由此看蒲壽庚是想培養大兒子入仕做官,以便靠權護商,延續家族的繁榮。
次子便是師斯,其掌管着蒲府私兵,還挂着義兵萬戶的官銜。
在蒲壽庚出任福建參政知事後,家事基本上都已經交給他打理。
此人陰險狡詐,做事心狠手辣,泉州皿夜若說蒲壽庚是主謀,那他就是執行者。
想想泉州宗室畢竟是皇家子孫,此前蒲家對他們即使不滿也要敬着,說起來也算是熟絡,并一起經商賺錢。
但就是師斯将抓獲的宗室親手一一打斷四肢,受盡折磨而死,倒是翻臉不認人的住,十分符合奸商的本性,而蒲壽庚也将其作為商業上的接班人培養。
幼子均文不知是為人低調,還是不喜做官行商,在家裡卻似個閑人一般,隻在府中挂着個閑職,深居淺出外人對其了解甚少。
此次攻破蒲府其同樣沒有在府中,據說早在他們剛剛到泉州,便被蒲壽庚匆匆送出城去。
别人以為蒲壽庚是防止城池被攻破,一家人被皿洗才想留下一個兒子延續香火。
至于那些姬妾所生的兒女不是太小,便是沒有什麼出息,也許是被長房壓制成年後早早分成府去,并沒有什麼出色的人才,不過卻吃了挂落,全部被抓等待問詢,最後也難逃一死。

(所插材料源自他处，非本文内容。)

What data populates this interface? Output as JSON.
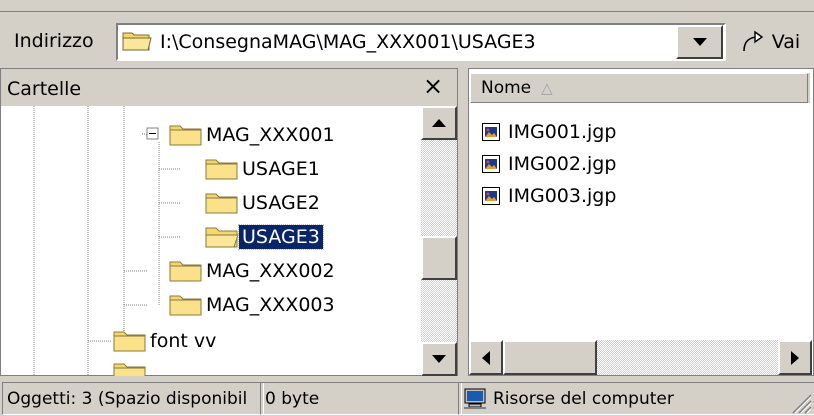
{
  "address_bar": {
    "label": "Indirizzo",
    "path": "I:\\ConsegnaMAG\\MAG_XXX001\\USAGE3",
    "go_label": "Vai"
  },
  "folders_pane": {
    "title": "Cartelle",
    "close": "×",
    "tree": [
      {
        "label": "MAG_XXX001",
        "expanded": true
      },
      {
        "label": "USAGE1"
      },
      {
        "label": "USAGE2"
      },
      {
        "label": "USAGE3",
        "selected": true
      },
      {
        "label": "MAG_XXX002"
      },
      {
        "label": "MAG_XXX003"
      },
      {
        "label": "font vv"
      }
    ]
  },
  "files_pane": {
    "column_name": "Nome",
    "sort_indicator": "△",
    "files": [
      "IMG001.jgp",
      "IMG002.jgp",
      "IMG003.jgp"
    ]
  },
  "status_bar": {
    "objects": "Oggetti: 3 (Spazio disponibil",
    "size": "0 byte",
    "zone": "Risorse del computer"
  },
  "colors": {
    "selection": "#0a246a",
    "folder": "#f5d76e",
    "chrome": "#d4d0c8"
  }
}
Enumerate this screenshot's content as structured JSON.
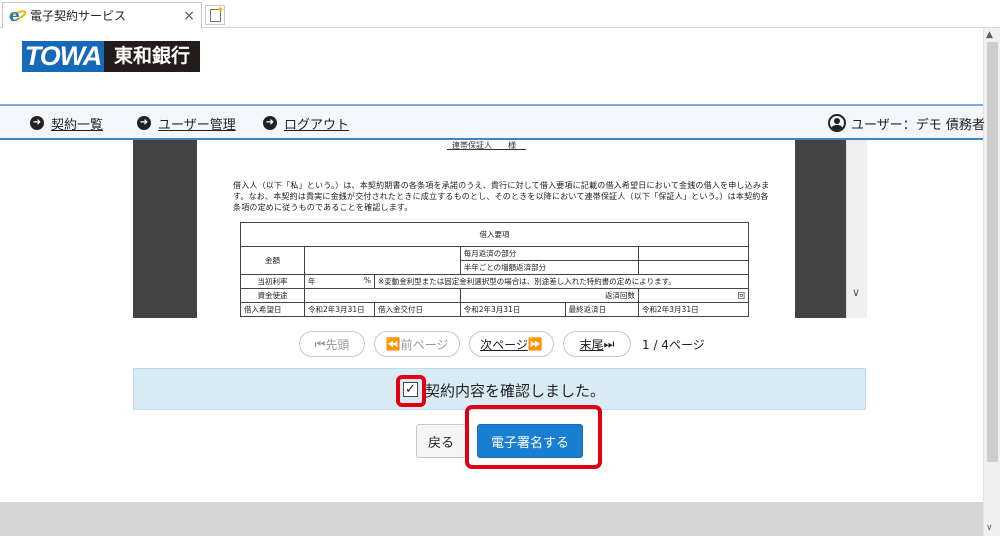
{
  "browser": {
    "tab_title": "電子契約サービス",
    "tab_close": "×"
  },
  "brand": {
    "logo_latin": "TOWA",
    "logo_kanji": "東和銀行",
    "colors": {
      "logo_blue": "#1569b8",
      "logo_dark": "#231c1a",
      "nav_border": "#3e84c8",
      "primary_button": "#1a7fd0",
      "highlight_red": "#e00012"
    }
  },
  "nav": {
    "items": [
      {
        "icon": "arrow-right-circle-icon",
        "label": "契約一覧"
      },
      {
        "icon": "arrow-right-circle-icon",
        "label": "ユーザー管理"
      },
      {
        "icon": "arrow-right-circle-icon",
        "label": "ログアウト"
      }
    ],
    "user_label": "ユーザー：デモ 債務者"
  },
  "document": {
    "guarantor_line": "連帯保証人　　様",
    "intro_text": "借入人（以下「私」という。）は、本契約期書の各条項を承諾のうえ、貴行に対して借入要項に記載の借入希望日において金銭の借入を申し込みます。なお、本契約は貴実に金銭が交付されたときに成立するものとし、そのときを以降において連帯保証人（以下「保証人」という。）は本契約各条項の定めに従うものであることを確認します。",
    "table_title": "借入要項",
    "amount_label": "金額",
    "monthly_label": "毎月返済の部分",
    "bonus_label": "半年ごとの増額返済部分",
    "rate_label": "当初利率",
    "rate_year": "年",
    "rate_percent": "%",
    "rate_note": "※変動金利型または固定金利選択型の場合は、別途差し入れた特約書の定めによります。",
    "purpose_label": "資金使途",
    "repay_count_label": "返済回数",
    "repay_count_unit": "回",
    "row5_a": "借入希望日",
    "row5_b": "令和2年3月31日",
    "row5_c": "借入金交付日",
    "row5_d": "令和2年3月31日",
    "row5_e": "最終返済日",
    "row5_f": "令和2年3月31日"
  },
  "pager": {
    "first": "先頭",
    "prev": "前ページ",
    "next": "次ページ",
    "last": "末尾",
    "current": 1,
    "total": 4,
    "page_info": "1 / 4ページ"
  },
  "confirm": {
    "checked": true,
    "label": "契約内容を確認しました。"
  },
  "actions": {
    "back_label": "戻る",
    "sign_label": "電子署名する"
  }
}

現在蒲家嫡正子孫一個沒逮住,老大出海在外便罷了,老二明明被圍在府中卻神不知鬼不覺的逃了,老三被先一步送出了城躲在莊園或是别墅中,一時也找不到他的蹤迹。
斬草不除根,春風吹又生。
而其家族有着驚人的商業頭腦和極為繁瑣的人脈關系,隻消幾年便會重新崛起,依然會與大宋為敵。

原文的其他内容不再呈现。